Der Mensch begeht Sünden und verletzt andere, wenn er danach strebt, die Wunschobjekte zu erlangen. Er muß die Früchte seines Handelns ernten; daher wird er immer wieder in dieses Rad von Geburt und Tod gebracht. Wenn der Liste der Besitzungen und Bedürfnisse ein einziges Objekt hinzugefügt wird, wächst auch der Wunsch um das Zehnfache. Je mehr weltliche Dinge man besitzt, desto weiter ist man von Gott entfernt. Der Geist wird ständig planen und überlegen, wie die Dinge zu bekommen und zu bewahren sind, wie Unmengen von Geld verdient und sicher bewahrt werden können. Wenn die erworbenen Dinge verloren gehen, ist der Geist total aufgebracht. Sorgen, Kummer, Ängste und alle möglichen geistigen Qualen nehmen mit der Anzahl der Dinge zu.
Befreie dich aus der Tyrannei des Geistes. Er hat dich so lange gnadenlos gequält. Du hast ihm gestattet, sich in Sinnenfreuden zu ergehen und seine eigenen Wege zu gehen. Nun ist es an der Zeit, ihn zu zügeln, so wie man ein wildes Pferd zügeln würde. Sei geduldig und ausdauernd. Praktiziere täglich ›Gedankenlosigkeit‹, Hemmen von Gedanken. Die Aufgabe mag anfangs schwierig sein. Es wird in der Tat abstoßend und mühsam sein, aber der Ertrag ist groß. Du erntest Unsterblichkeit, höchste Freude, ewigen Frieden und unendliche Wonne. Deshalb übe fleißig mit dem rechten Ernst. Es ist der Mühe wert. Sei wachsam. Wenn der Wunsch aufrichtig und der Entschluß fest ist, ist nichts unter der Sonne unerreichbar. Nichts steht dir im Wege.

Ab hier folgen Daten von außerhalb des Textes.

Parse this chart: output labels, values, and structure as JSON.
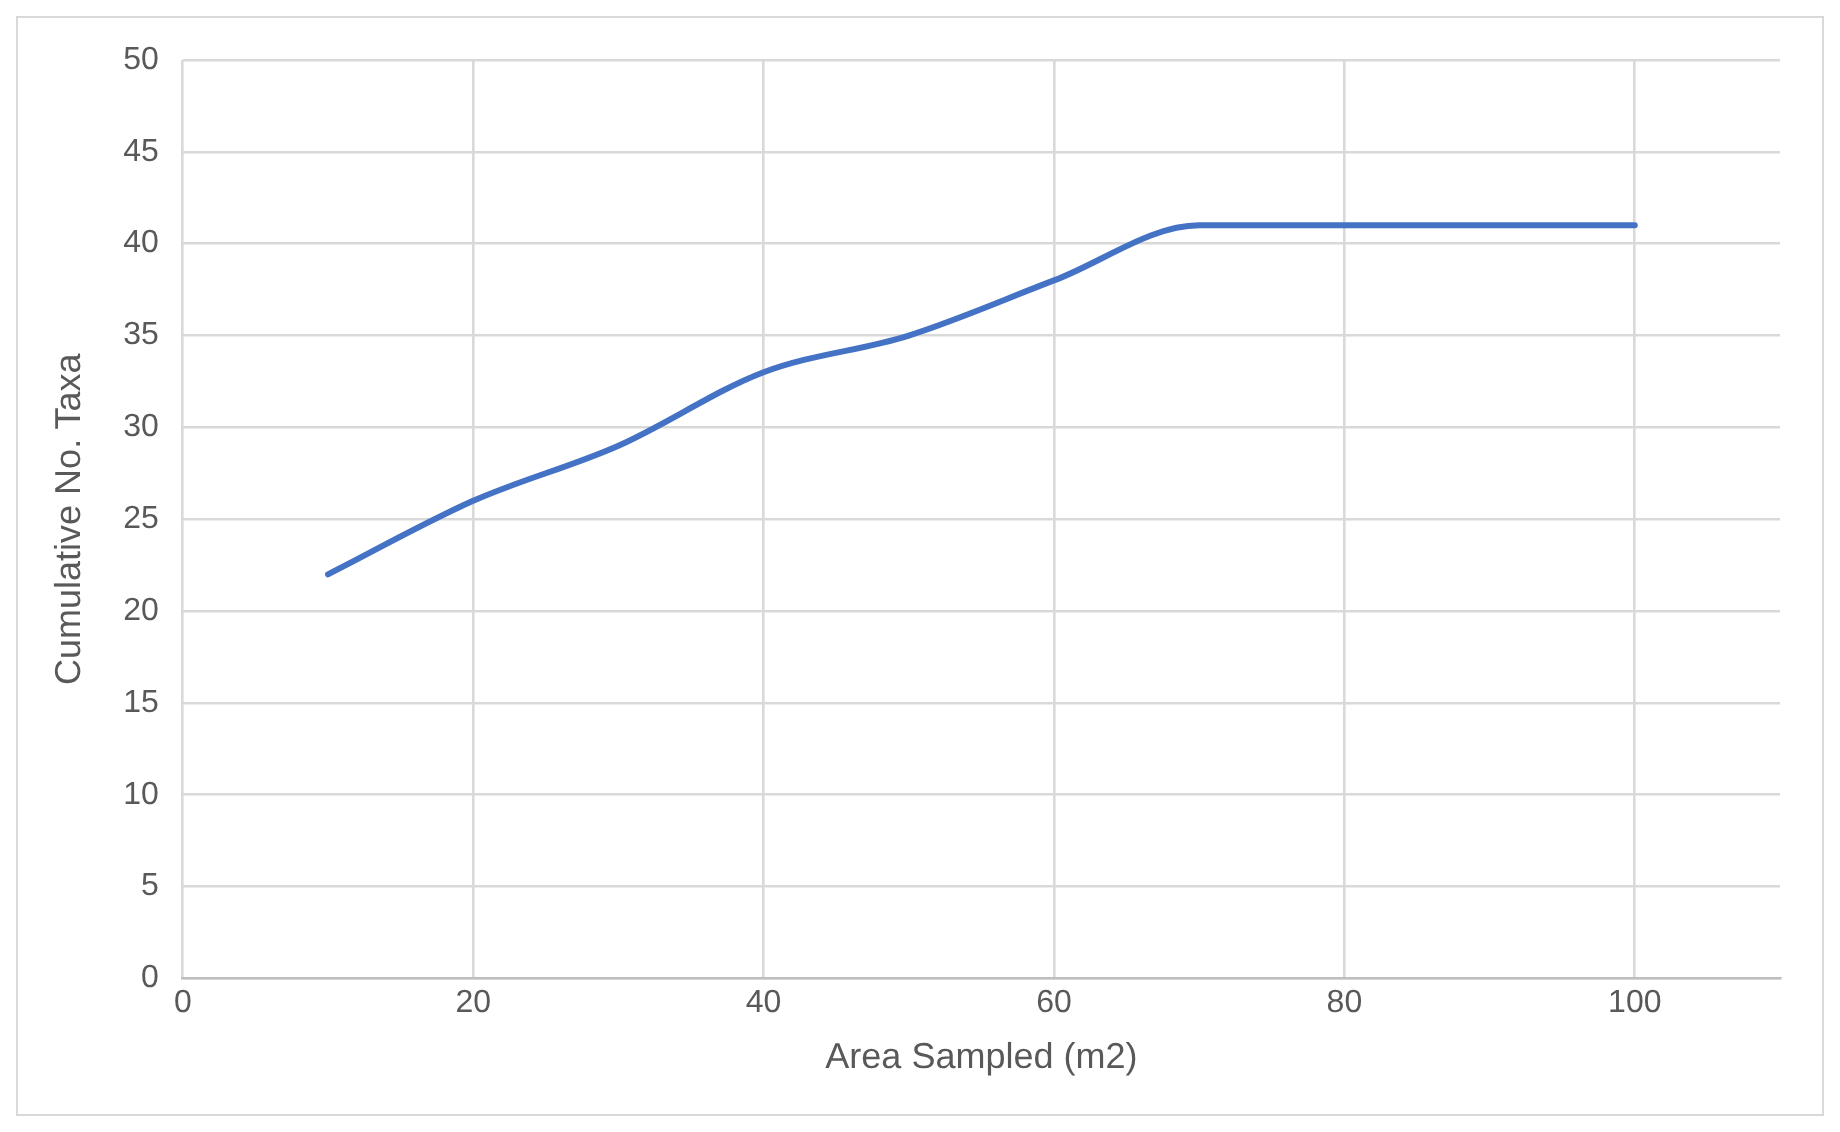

Aus dem Zustand des Geistes, aus Gefühlen und Verhalten kann sehr gut das Wesen der Handlungen in früheren Leben verstanden werden, und Auswirkungen schlechten Handelns können durch gutes Handeln, Tapas, Disziplin und Meditation aufgelöst oder es kann ihnen entgegengewirkt werden. Versuche, ein Leben ohne Verhaftung zu führen. Diszipliniere den Geist sorgsam. Niemand ist frei von Schmerzen, Krankheiten, Sorgen, Schwierigkeiten. Man muß in seiner göttlichen Natur weilen. Nur dann schöpft man die Kraft, um den Schwierigkeiten des Lebens zu begegnen. Nur dann wird der Geist ausgewogen. Nur dann wird man nicht von äußeren krankhaften Einflüssen und unharmonischen Schwingungen angegriffen. Regelmäßige Meditation am Morgen gibt neue Kraft und ein inneres Leben von Freude und Wonne. Übe Meditation. Spüre diese Freude und Wonne trotz abträglicher Bedingungen und widriger Umstände. Allmählich wirst du spirituell wachsen. Du wirst Selbstverwirklichung erreichen.